First the doubts. While thinking about Shields' argument for the right to mish-mash the words of other writers without having to attribute the copyright, I had this vision of how this might apply in the art world. According to Shields' premise, he would be fine with me copying the paintings of great artists and then having a show of my own in which I placed these pieces of art "in conversation" without adding the typical tag next to the art that gives the who and when for the piece. Really? That just rankles me...in this scenario, I would not be an artist, but a copyist. Yes, there is value in putting pieces of art, fragments of dialogue, bits of music "in conversation," but to act as if they are my original works, as Shields does in his book, I just can't get my Midwestern ethics around that.
***I do know that Shields expects his readers to pick up on the fact that he's quoting from others, and when the quotes are obvious, I did; however, when it turned out that the majority of his book was made of copied paragraphs, I had serious doubts about his work. Much more on this later.
Here's an image I did capture myself at school last week that sums up how my brain feels right now.
As some of you know, I've taken to creating collage cards, mixing images and text that I've cut out from magazines, junk mail, and any other material I can get my hands on. I make these cards as inspiration for poems and also as personal cards that I send to friends and family. When I started doing this, I talked with an artist friend of mine about the rights of the artist. After all, I was chopping up their work and had no way of attributing it, as many of the photographers weren't listed on the junk mail or in the ads of magazines. However, there were some images with credits. Talking with my artist friend, we talked about collage and fair use and how I wasn't using the entire photograph and calling it my own. I was cutting it up and making something new. She said that was okay and that artists had been doing it for quite a long time.

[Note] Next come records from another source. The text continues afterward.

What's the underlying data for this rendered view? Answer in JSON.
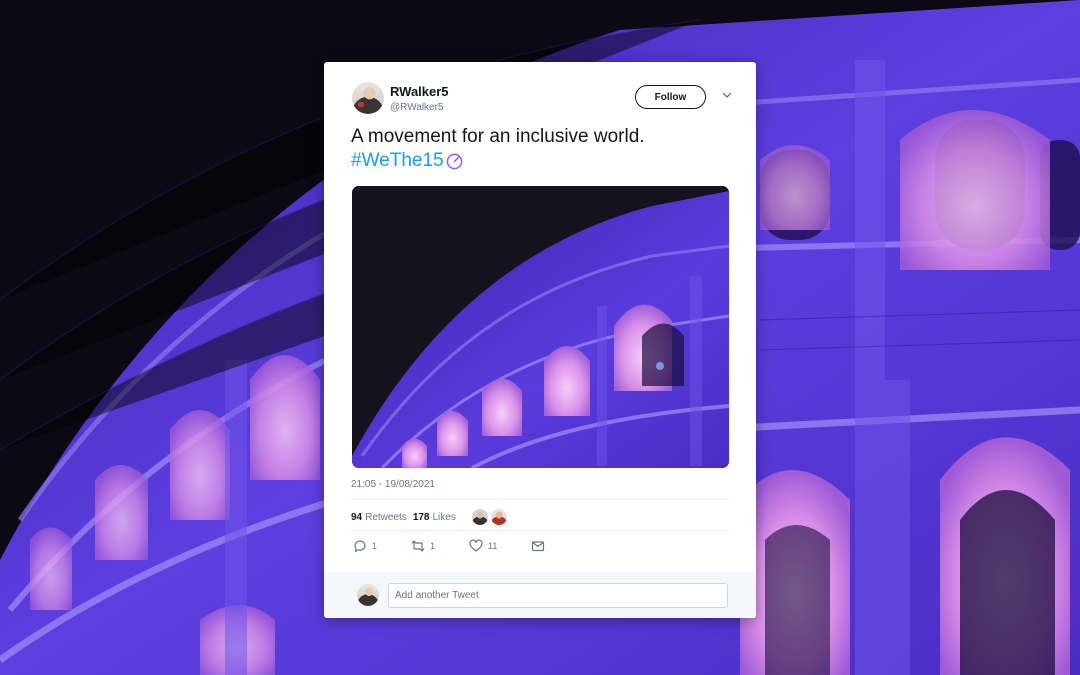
{
  "colors": {
    "page_background": "#0b0a14",
    "accent_hashtag": "#1d9bf0",
    "stone_purple": "#5b3bd6",
    "arch_glow_pink": "#e9a6f2",
    "text_primary": "#14171a",
    "text_secondary": "#657786"
  },
  "tweet": {
    "author": {
      "name": "RWalker5",
      "handle": "@RWalker5",
      "avatar_icon": "avatar-photo"
    },
    "follow_label": "Follow",
    "more_icon": "chevron-down-icon",
    "text": "A movement for an inclusive world.",
    "hashtag": "#WeThe15",
    "hashtag_icon": "wethe15-emblem-icon",
    "media_description_icon": "photo",
    "timestamp": "21:05 - 19/08/2021",
    "stats": {
      "retweets_count": "94",
      "retweets_label": "Retweets",
      "likes_count": "178",
      "likes_label": "Likes"
    },
    "actions": {
      "replies": "1",
      "retweets": "1",
      "likes": "11"
    }
  },
  "reply": {
    "placeholder": "Add another Tweet"
  }
}
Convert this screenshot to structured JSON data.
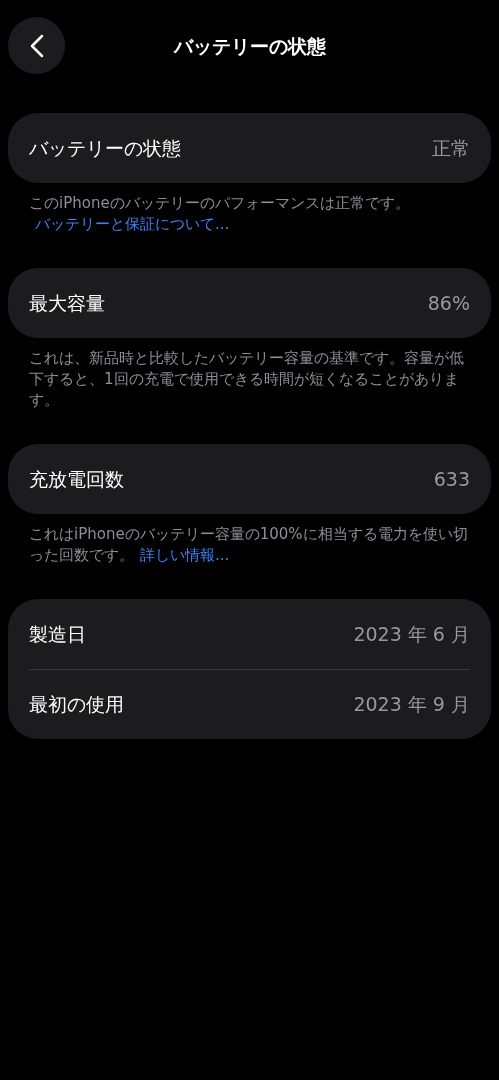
{
  "header": {
    "title": "バッテリーの状態"
  },
  "sections": [
    {
      "rows": [
        {
          "label": "バッテリーの状態",
          "value": "正常"
        }
      ],
      "footer": {
        "text": "このiPhoneのバッテリーのパフォーマンスは正常です。",
        "link": "バッテリーと保証について..."
      }
    },
    {
      "rows": [
        {
          "label": "最大容量",
          "value": "86%"
        }
      ],
      "footer": {
        "text": "これは、新品時と比較したバッテリー容量の基準です。容量が低下すると、1回の充電で使用できる時間が短くなることがあります。"
      }
    },
    {
      "rows": [
        {
          "label": "充放電回数",
          "value": "633"
        }
      ],
      "footer": {
        "text": "これはiPhoneのバッテリー容量の100%に相当する電力を使い切った回数です。",
        "link": "詳しい情報..."
      }
    },
    {
      "rows": [
        {
          "label": "製造日",
          "value": "2023 年 6 月"
        },
        {
          "label": "最初の使用",
          "value": "2023 年 9 月"
        }
      ]
    }
  ]
}
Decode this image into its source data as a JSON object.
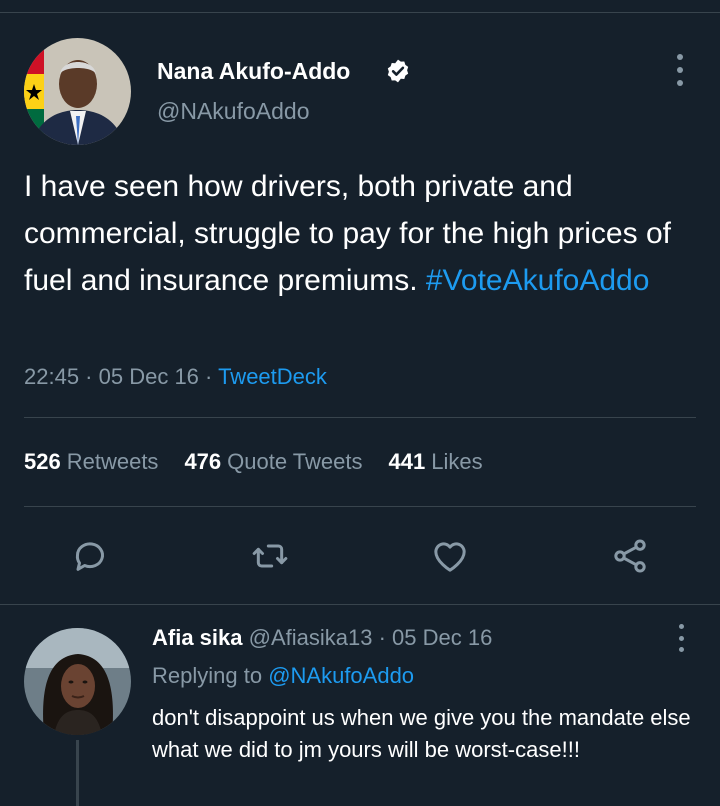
{
  "tweet": {
    "author": {
      "name": "Nana Akufo-Addo",
      "handle": "@NAkufoAddo",
      "verified": true
    },
    "text": "I have seen how drivers, both private and commercial, struggle to pay for the high prices of fuel and insurance premiums. ",
    "hashtag": "#VoteAkufoAddo",
    "time": "22:45",
    "date": "05 Dec 16",
    "separator": " · ",
    "source": "TweetDeck",
    "stats": {
      "retweets_count": "526",
      "retweets_label": "Retweets",
      "quotes_count": "476",
      "quotes_label": "Quote Tweets",
      "likes_count": "441",
      "likes_label": "Likes"
    },
    "actions": [
      "reply-icon",
      "retweet-icon",
      "like-icon",
      "share-icon"
    ]
  },
  "reply": {
    "name": "Afia sika",
    "handle": "@Afiasika13",
    "date": "05 Dec 16",
    "meta_separator": " · ",
    "replying_prefix": "Replying to ",
    "replying_to": "@NAkufoAddo",
    "text": "don't disappoint us when we give you the mandate else what we did to jm yours will be worst-case!!!"
  },
  "colors": {
    "background": "#15202b",
    "text": "#ffffff",
    "secondary": "#8899a6",
    "accent": "#1d9bf0",
    "divider": "#38444d"
  }
}
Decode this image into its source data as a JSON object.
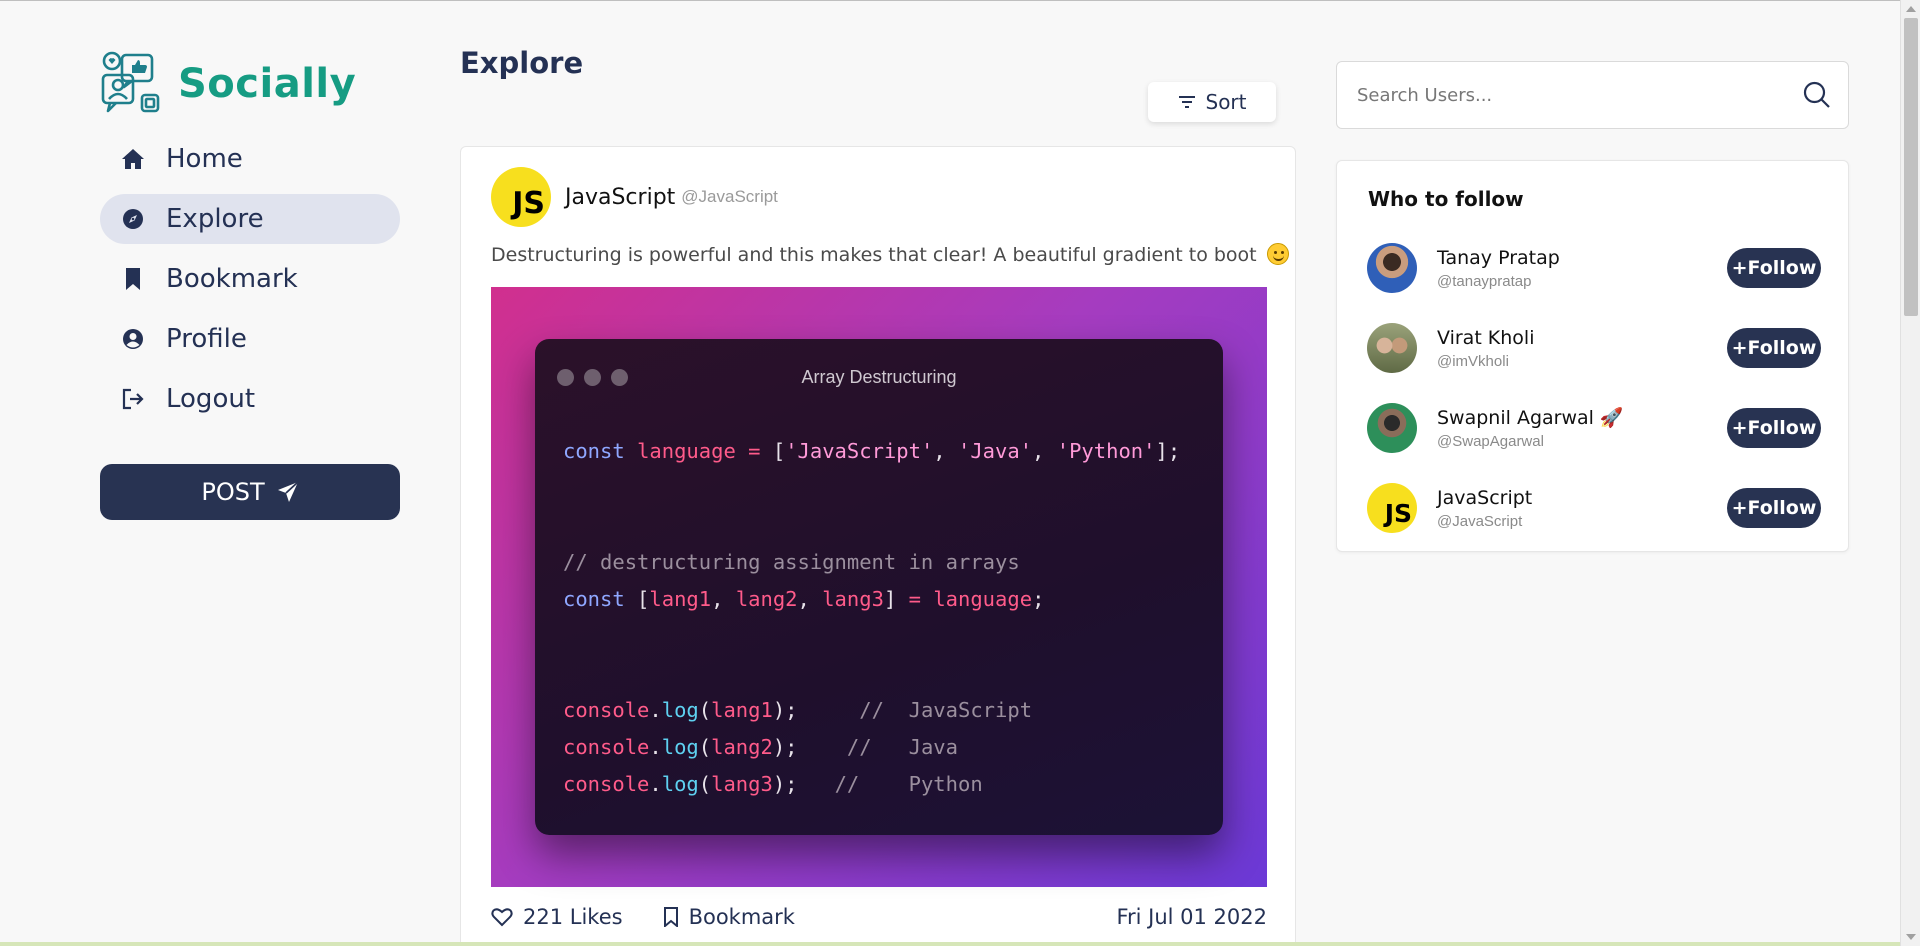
{
  "brand": {
    "name": "Socially"
  },
  "nav": {
    "items": [
      {
        "label": "Home",
        "icon": "home-icon"
      },
      {
        "label": "Explore",
        "icon": "compass-icon",
        "active": true
      },
      {
        "label": "Bookmark",
        "icon": "bookmark-icon"
      },
      {
        "label": "Profile",
        "icon": "user-circle-icon"
      },
      {
        "label": "Logout",
        "icon": "logout-icon"
      }
    ],
    "post_label": "POST"
  },
  "main": {
    "title": "Explore",
    "sort_label": "Sort"
  },
  "post": {
    "avatar_text": "JS",
    "name": "JavaScript",
    "handle": "@JavaScript",
    "text": "Destructuring is powerful and this makes that clear! A beautiful gradient to boot",
    "image": {
      "title": "Array Destructuring",
      "code_lines": [
        "const language = ['JavaScript', 'Java', 'Python'];",
        "",
        "",
        "// destructuring assignment in arrays",
        "const [lang1, lang2, lang3] = language;",
        "",
        "",
        "console.log(lang1);     //  JavaScript",
        "console.log(lang2);    //   Java",
        "console.log(lang3);   //    Python"
      ]
    },
    "likes_label": "221 Likes",
    "bookmark_label": "Bookmark",
    "date": "Fri Jul 01 2022"
  },
  "search": {
    "placeholder": "Search Users..."
  },
  "who_to_follow": {
    "title": "Who to follow",
    "follow_label": "+Follow",
    "users": [
      {
        "name": "Tanay Pratap",
        "handle": "@tanaypratap"
      },
      {
        "name": "Virat Kholi",
        "handle": "@imVkholi"
      },
      {
        "name": "Swapnil Agarwal",
        "handle": "@SwapAgarwal"
      },
      {
        "name": "JavaScript",
        "handle": "@JavaScript",
        "avatar_text": "JS"
      }
    ]
  },
  "colors": {
    "brand": "#169c83",
    "navy": "#283352",
    "active_nav_bg": "#e0e3ee"
  }
}
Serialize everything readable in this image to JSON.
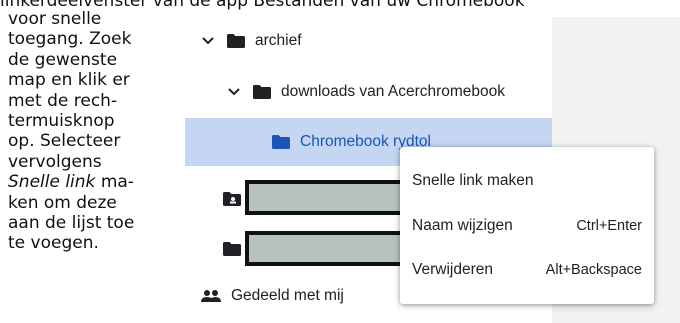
{
  "article": {
    "top_line": "linkerdeelvenster van de app Bestanden van uw Chromebook",
    "lines": [
      "voor snelle",
      "toegang. Zoek",
      "de gewenste",
      "map en klik er",
      "met de rech-",
      "termuisknop",
      "op. Selecteer",
      "vervolgens",
      "Snelle link",
      "ma-",
      "ken om deze",
      "aan de lijst toe",
      "te voegen."
    ]
  },
  "tree": {
    "archief": "archief",
    "downloads": "downloads van Acerchromebook",
    "selected_folder": "Chromebook rydtol",
    "shared": "Gedeeld met mij"
  },
  "context_menu": {
    "items": [
      {
        "label": "Snelle link maken",
        "shortcut": ""
      },
      {
        "label": "Naam wijzigen",
        "shortcut": "Ctrl+Enter"
      },
      {
        "label": "Verwijderen",
        "shortcut": "Alt+Backspace"
      }
    ]
  },
  "colors": {
    "selected_bg": "#c4d6f2",
    "selected_text": "#1a56b8",
    "redaction_fill": "#b5c2bd"
  },
  "icons": [
    "chevron-down-icon",
    "folder-icon",
    "shared-drive-icon",
    "people-icon"
  ]
}
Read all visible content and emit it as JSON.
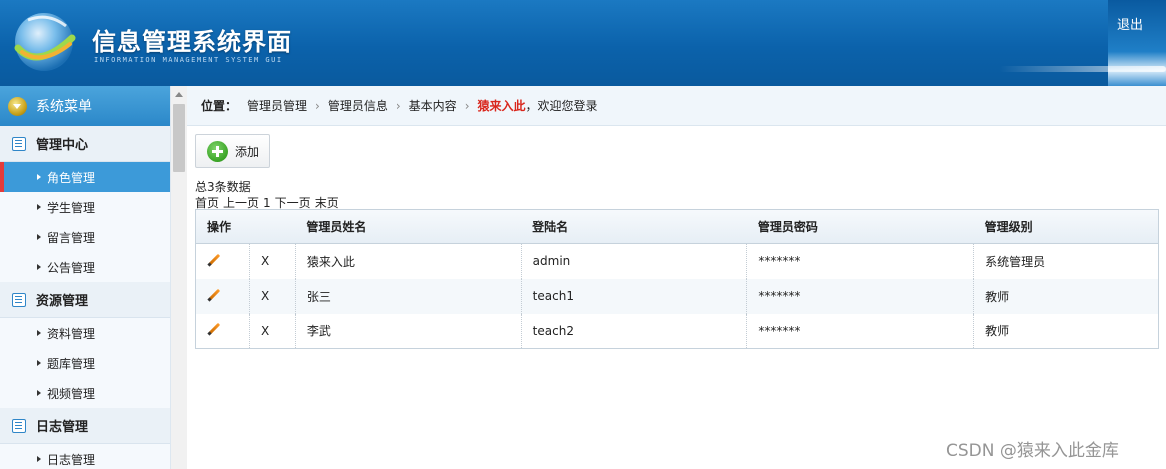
{
  "header": {
    "title": "信息管理系统界面",
    "subtitle": "INFORMATION MANAGEMENT SYSTEM GUI",
    "logout_label": "退出"
  },
  "sidebar": {
    "menu_title": "系统菜单",
    "groups": [
      {
        "label": "管理中心",
        "items": [
          "角色管理",
          "学生管理",
          "留言管理",
          "公告管理"
        ]
      },
      {
        "label": "资源管理",
        "items": [
          "资料管理",
          "题库管理",
          "视频管理"
        ]
      },
      {
        "label": "日志管理",
        "items": [
          "日志管理"
        ]
      }
    ],
    "active_item": "角色管理"
  },
  "breadcrumb": {
    "prefix": "位置：",
    "items": [
      "管理员管理",
      "管理员信息",
      "基本内容"
    ],
    "user": "猿来入此",
    "welcome": "，欢迎您登录"
  },
  "toolbar": {
    "add_label": "添加"
  },
  "summary": {
    "total": "总3条数据"
  },
  "pager": {
    "first": "首页",
    "prev": "上一页",
    "current": "1",
    "next": "下一页",
    "last": "末页"
  },
  "table": {
    "headers": [
      "操作",
      "",
      "管理员姓名",
      "登陆名",
      "管理员密码",
      "管理级别"
    ],
    "delete_label": "X",
    "rows": [
      {
        "name": "猿来入此",
        "login": "admin",
        "password": "*******",
        "level": "系统管理员"
      },
      {
        "name": "张三",
        "login": "teach1",
        "password": "*******",
        "level": "教师"
      },
      {
        "name": "李武",
        "login": "teach2",
        "password": "*******",
        "level": "教师"
      }
    ]
  },
  "watermark": "CSDN @猿来入此金库",
  "colors": {
    "header": "#0b62ab",
    "active": "#3c9ad9",
    "highlight": "#d9261c"
  }
}
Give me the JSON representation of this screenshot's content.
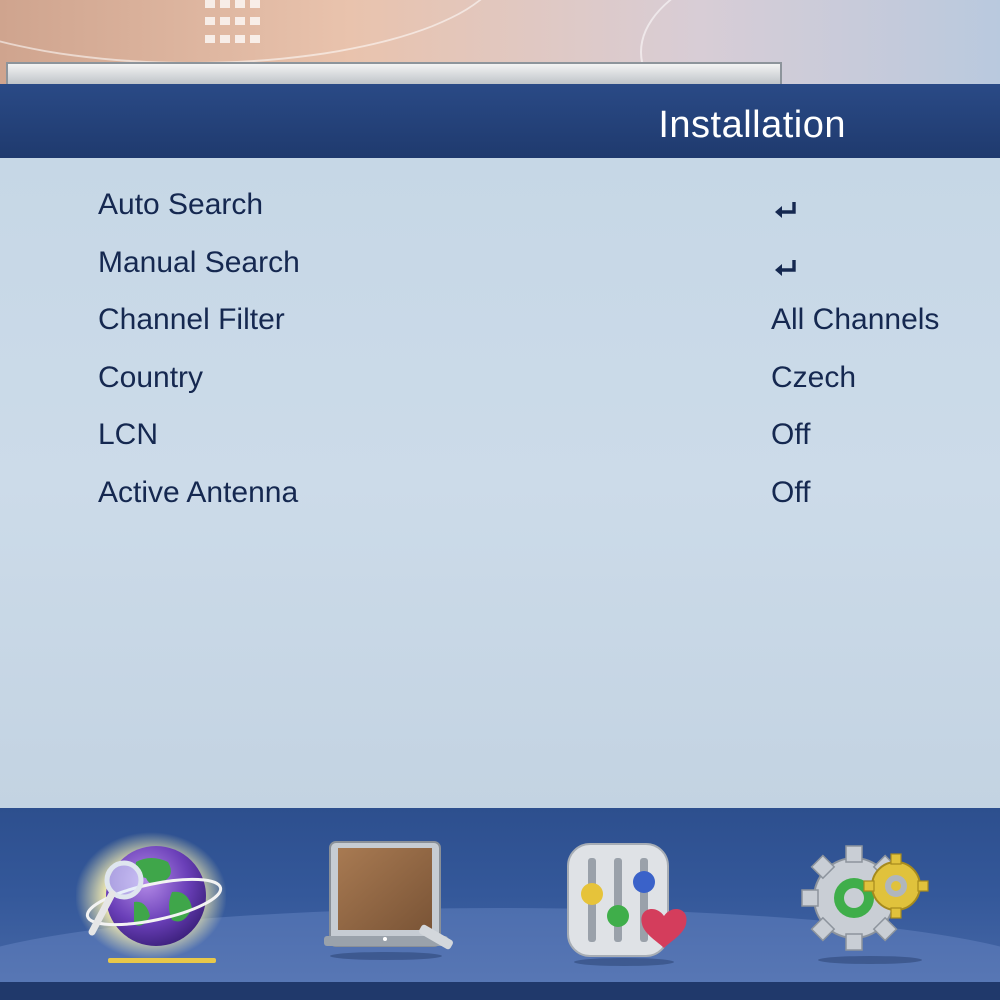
{
  "header": {
    "title": "Installation"
  },
  "menu": {
    "items": [
      {
        "label": "Auto Search",
        "value": "",
        "icon": "enter-icon"
      },
      {
        "label": "Manual Search",
        "value": "",
        "icon": "enter-icon"
      },
      {
        "label": "Channel Filter",
        "value": "All Channels"
      },
      {
        "label": "Country",
        "value": "Czech"
      },
      {
        "label": "LCN",
        "value": "Off"
      },
      {
        "label": "Active Antenna",
        "value": "Off"
      }
    ]
  },
  "bottom_nav": {
    "items": [
      {
        "icon": "globe-search-icon",
        "selected": true
      },
      {
        "icon": "tv-monitor-icon",
        "selected": false
      },
      {
        "icon": "mixer-heart-icon",
        "selected": false
      },
      {
        "icon": "gears-icon",
        "selected": false
      }
    ]
  },
  "colors": {
    "title_bar": "#1f3a6e",
    "panel": "#c9d9e8",
    "text": "#152850",
    "bottom_bar": "#34589a"
  }
}
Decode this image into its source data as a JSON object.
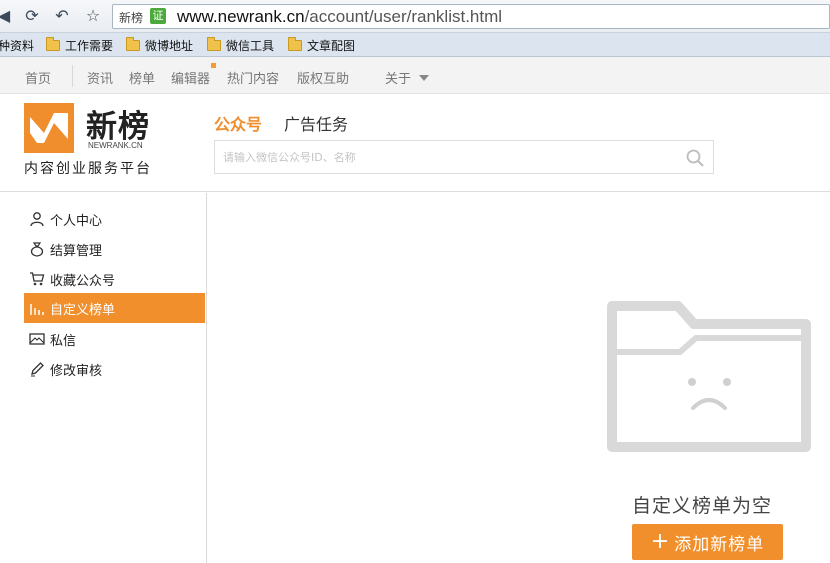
{
  "browser": {
    "site_tag": "新榜",
    "cert_label": "证",
    "url_host": "www.newrank.cn",
    "url_path": "/account/user/ranklist.html"
  },
  "bookmarks": [
    {
      "label": "种资料"
    },
    {
      "label": "工作需要"
    },
    {
      "label": "微博地址"
    },
    {
      "label": "微信工具"
    },
    {
      "label": "文章配图"
    }
  ],
  "site_nav": {
    "items": [
      "首页",
      "资讯",
      "榜单",
      "编辑器",
      "热门内容",
      "版权互助",
      "关于"
    ]
  },
  "header": {
    "logo_cn": "新榜",
    "logo_en": "NEWRANK.CN",
    "tagline": "内容创业服务平台",
    "tab_active": "公众号",
    "tab_other": "广告任务",
    "search_placeholder": "请输入微信公众号ID、名称"
  },
  "sidebar": {
    "items": [
      {
        "label": "个人中心",
        "icon": "user-icon"
      },
      {
        "label": "结算管理",
        "icon": "money-bag-icon"
      },
      {
        "label": "收藏公众号",
        "icon": "cart-icon"
      },
      {
        "label": "自定义榜单",
        "icon": "bar-chart-icon",
        "active": true
      },
      {
        "label": "私信",
        "icon": "mail-icon"
      },
      {
        "label": "修改审核",
        "icon": "pencil-icon"
      }
    ]
  },
  "empty_state": {
    "message": "自定义榜单为空",
    "button_label": "添加新榜单"
  },
  "colors": {
    "accent": "#f18f2d",
    "folder_gray": "#d9d9d9"
  }
}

Then, today, I was blog reading and Marie Gauthier provided a link to photographer Steve McCurry's blog. Marie's link was to the most recent post of images of people reading, which is really cool. However, I caught the title for the previous post and had to click it: Pirating and Plagiarizing. In this post, McCurry gives examples of people using his images without seeking permission or rights. In fact, he talks about one woman submitting his photographs as her own and getting them published. ACK! Of course, I'm on his side! This is exactly my problem with David Shields' non-quotation marked, embedded quotes (what his book is mostly made of). And yet, now I wonder, have I done the same thing with my cards. No, I do not sell them, no I do not publish them as "art." I do not claim the images as my own. They are private, and no one who sees them would believe the images to be my original work. Have I crossed a line? Should I stop?
I did do a quick Google of "fair use in art" and "collage copyright," and it seems that artists are being warned against collage that uses other people's images. If I don't claim to be an artist, is what I'm doing okay? Because I use images from popular magazines and advertisements, is that different from using images from photos that are fine art? Who owes what to whom?
I'm troubled, Dear Reader, because I get such joy and such a creative charge from creating these cards. Must I stop?